A rent maxima based on a formula associated with RV, has the following benefits:

• A formulaic approach that can be calculated based on already publicly available information.
• Lower quartile properties may become less attractive to property investors, hence taking the ‘heat’ out of the low interest rate housing market, and subsequently giving first-home-buyers (FHBs) less need to compete against the tax advantages afforded to investors.
• Lower rents allow renters the opportunity to save more for a home deposit.
• Should property investors in the lower quartile end of the market exit those businesses, the Government might want to instruct Kāinga Ora to purchase more private homes for State house stocks, in a manner that ensures that it does no displace or compete against FHBs or downsizers. (A number of days-on-the-market might be a metric for such purchases).
• The government need only review Accommodation Supplement maxima (which I believe is set regionally) every 3 years with the corresponding RV reviews.
• No tax changes are required to implement.
• The initiative would be welcomed by NGOs working in the area of inequality/poverty.
• House prices in the lower quartile should remain static, or possibly decrease with the introduction of the rent maxima.

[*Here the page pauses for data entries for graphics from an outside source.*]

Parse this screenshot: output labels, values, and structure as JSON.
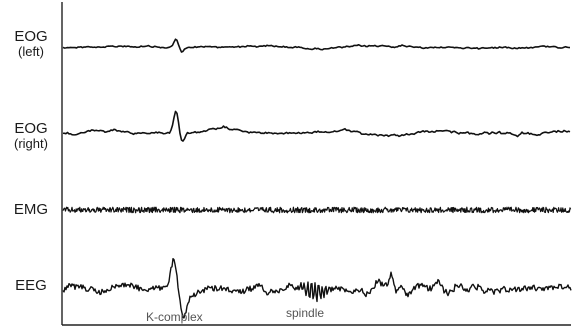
{
  "channels": [
    {
      "id": "eog-left",
      "name": "EOG",
      "sub": "(left)"
    },
    {
      "id": "eog-right",
      "name": "EOG",
      "sub": "(right)"
    },
    {
      "id": "emg",
      "name": "EMG",
      "sub": ""
    },
    {
      "id": "eeg",
      "name": "EEG",
      "sub": ""
    }
  ],
  "annotations": {
    "k_complex": "K-complex",
    "spindle": "spindle"
  },
  "colors": {
    "trace": "#111111",
    "frame": "#222222",
    "annotation": "#555555"
  }
}
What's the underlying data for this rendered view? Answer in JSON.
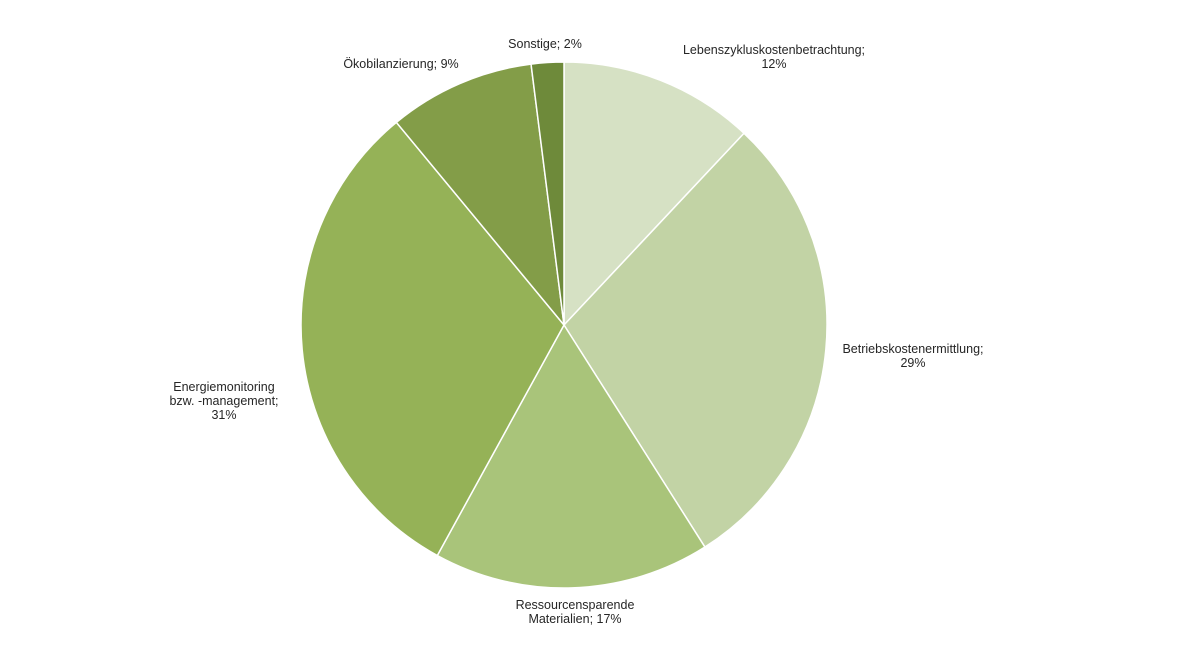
{
  "chart_data": {
    "type": "pie",
    "slices": [
      {
        "label_lines": [
          "Lebenszykluskostenbetrachtung;",
          "12%"
        ],
        "category": "Lebenszykluskostenbetrachtung",
        "value": 12,
        "color": "#d6e1c4"
      },
      {
        "label_lines": [
          "Betriebskostenermittlung;",
          "29%"
        ],
        "category": "Betriebskostenermittlung",
        "value": 29,
        "color": "#c2d3a5"
      },
      {
        "label_lines": [
          "Ressourcensparende",
          "Materialien; 17%"
        ],
        "category": "Ressourcensparende Materialien",
        "value": 17,
        "color": "#a9c47a"
      },
      {
        "label_lines": [
          "Energiemonitoring",
          "bzw. -management;",
          "31%"
        ],
        "category": "Energiemonitoring bzw. -management",
        "value": 31,
        "color": "#95b257"
      },
      {
        "label_lines": [
          "Ökobilanzierung; 9%"
        ],
        "category": "Ökobilanzierung",
        "value": 9,
        "color": "#839d48"
      },
      {
        "label_lines": [
          "Sonstige; 2%"
        ],
        "category": "Sonstige",
        "value": 2,
        "color": "#6e8a3a"
      }
    ],
    "legend": "none",
    "data_labels": "outside",
    "start_angle": "12 o'clock",
    "direction": "clockwise"
  }
}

• New builds should not be affected, as the market for new builds has largely been targeted at individual homeowners in the mid-upper income quartile (one of the problems with new development: the private sector is not interested in low-income housing as the profitability is lower).

There might also be a need to concurrently review QVs methodology of residential valuation for the purposes of rating (RV) which is presently based largely on market price paid in the surrounding area. With market prices spiralling out-of-control, every property, whether prior sold or not, has its rating valuation lifted. I have always preferred a rating methodology that recognises, not market prices (dollar value), but instead on the value of public amenities in the neighbourhood area and the proximity of the property to centres of employment and/or public transport services. A number (i.e., points, not dollar) scale would be far preferable to a dollar value scale. The dollar value scale simply fuels property price inflation.